Panafrican News Agency

Sierra Leone ‘reinforces discriminatory policy of excluding pregnant girls from school’ – AI

Freetown, Sierra Leone (PANA) – Sierra Leone’s Ministry of Basic and Senior Secondary Education has announced that pregnant girls can now sit exams but still cannot attend school.

Responding to the news that authorities in Sierra Leone are reinforcing their position that pregnant girls cannot attend school prior to giving birth, Amnesty International (AI) Senior West Africa Campaigner, Marta Colomer, on Wednesday said: “Sierra Leone is a country with a high rate of teenage pregnancy. Yet instead of providing clear sex education in schools and effectively eradicating violence against women and girls, authorities in Sierra Leone are punishing hundreds of pregnant girls by denying them an education.”
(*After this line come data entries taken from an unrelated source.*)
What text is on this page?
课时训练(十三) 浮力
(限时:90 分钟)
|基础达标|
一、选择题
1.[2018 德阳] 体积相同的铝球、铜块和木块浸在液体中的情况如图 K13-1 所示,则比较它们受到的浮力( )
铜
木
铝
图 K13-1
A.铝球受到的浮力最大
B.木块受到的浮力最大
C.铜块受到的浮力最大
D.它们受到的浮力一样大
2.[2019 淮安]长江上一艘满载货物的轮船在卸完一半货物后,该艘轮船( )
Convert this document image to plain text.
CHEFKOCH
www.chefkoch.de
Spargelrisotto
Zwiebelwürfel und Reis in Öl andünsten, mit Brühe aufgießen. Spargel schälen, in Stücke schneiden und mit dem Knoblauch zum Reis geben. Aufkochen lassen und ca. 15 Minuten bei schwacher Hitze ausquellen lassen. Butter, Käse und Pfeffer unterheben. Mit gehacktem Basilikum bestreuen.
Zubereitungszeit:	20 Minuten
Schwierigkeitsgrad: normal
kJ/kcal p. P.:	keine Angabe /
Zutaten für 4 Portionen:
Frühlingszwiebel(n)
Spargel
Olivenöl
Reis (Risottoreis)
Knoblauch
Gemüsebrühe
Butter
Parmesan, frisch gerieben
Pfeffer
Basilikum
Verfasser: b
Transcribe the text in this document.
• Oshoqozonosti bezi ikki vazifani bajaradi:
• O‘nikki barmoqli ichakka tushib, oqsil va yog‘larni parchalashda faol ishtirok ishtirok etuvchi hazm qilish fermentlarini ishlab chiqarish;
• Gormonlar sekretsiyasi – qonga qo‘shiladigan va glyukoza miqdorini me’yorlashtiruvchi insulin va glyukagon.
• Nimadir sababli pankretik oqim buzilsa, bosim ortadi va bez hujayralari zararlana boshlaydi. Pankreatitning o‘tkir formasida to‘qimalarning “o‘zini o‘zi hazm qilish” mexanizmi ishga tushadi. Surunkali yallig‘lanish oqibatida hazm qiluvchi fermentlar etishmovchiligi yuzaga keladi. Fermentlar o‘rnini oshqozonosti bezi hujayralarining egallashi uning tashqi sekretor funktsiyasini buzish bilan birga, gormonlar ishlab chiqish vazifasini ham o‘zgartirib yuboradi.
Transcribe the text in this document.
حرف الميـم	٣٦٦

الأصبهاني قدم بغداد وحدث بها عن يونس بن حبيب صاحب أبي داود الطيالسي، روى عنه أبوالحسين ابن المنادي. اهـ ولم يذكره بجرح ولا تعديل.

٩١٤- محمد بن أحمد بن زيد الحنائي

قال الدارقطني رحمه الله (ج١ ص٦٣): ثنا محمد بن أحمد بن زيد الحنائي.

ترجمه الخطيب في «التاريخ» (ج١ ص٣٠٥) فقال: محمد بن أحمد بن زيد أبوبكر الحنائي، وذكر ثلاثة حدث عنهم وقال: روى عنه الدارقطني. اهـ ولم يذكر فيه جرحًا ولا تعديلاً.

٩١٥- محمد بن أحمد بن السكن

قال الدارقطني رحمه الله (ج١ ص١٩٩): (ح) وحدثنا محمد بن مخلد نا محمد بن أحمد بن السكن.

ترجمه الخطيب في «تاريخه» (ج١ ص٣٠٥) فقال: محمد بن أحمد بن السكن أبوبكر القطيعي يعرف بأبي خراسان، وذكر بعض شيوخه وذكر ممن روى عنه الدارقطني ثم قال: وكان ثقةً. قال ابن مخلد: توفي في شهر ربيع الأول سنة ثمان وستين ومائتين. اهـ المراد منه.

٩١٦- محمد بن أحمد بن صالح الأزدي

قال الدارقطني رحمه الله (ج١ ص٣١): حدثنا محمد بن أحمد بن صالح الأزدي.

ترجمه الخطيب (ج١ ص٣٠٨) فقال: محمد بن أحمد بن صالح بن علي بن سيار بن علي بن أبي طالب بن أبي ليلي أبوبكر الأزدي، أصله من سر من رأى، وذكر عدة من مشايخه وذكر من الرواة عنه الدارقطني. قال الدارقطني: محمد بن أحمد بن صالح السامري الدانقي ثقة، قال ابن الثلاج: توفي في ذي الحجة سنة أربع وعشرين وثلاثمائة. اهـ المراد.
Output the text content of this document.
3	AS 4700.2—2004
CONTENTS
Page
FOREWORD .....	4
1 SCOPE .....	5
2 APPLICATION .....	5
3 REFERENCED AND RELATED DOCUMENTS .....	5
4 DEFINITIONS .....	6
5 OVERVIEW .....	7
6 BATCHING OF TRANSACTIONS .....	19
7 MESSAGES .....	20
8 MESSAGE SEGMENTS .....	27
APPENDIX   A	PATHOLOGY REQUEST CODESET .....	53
Colomer explained that the government’s repeated refusal to allow pregnant girls to attend school is entrenching gender inequality and discrimination. Instead of empowering these girls, government policy risks shaming and blaming them.

“The authorities must immediately lift this ban in line with Sierra Leone’s human rights obligations and allow pregnant school girls to fully enjoy their right to education,” the AI official added.

In maintaining its regressive stance the government used highly pejorative and stereotypical language, stating that pregnant girls should “stay away from schooling during pregnancy because of their inability for effective learning.”

The authorities concluded that it was widely perceived that pregnant girls have the potential to negatively influence their peers to be sexually active and become pregnant.

However, Amnesty International has observed that in so doing the government offered no concrete evidence to support these misleading and harmful allegations.

In June 2019, the rights organisation joined a legal case brought by two non-governmental organisations, Equality Now and WAVES, to challenge the Sierra Leonean government’s ban on pregnant girls attending mainstream schools and sitting exams.  The case is pending before the ECOWAS Court of Justice.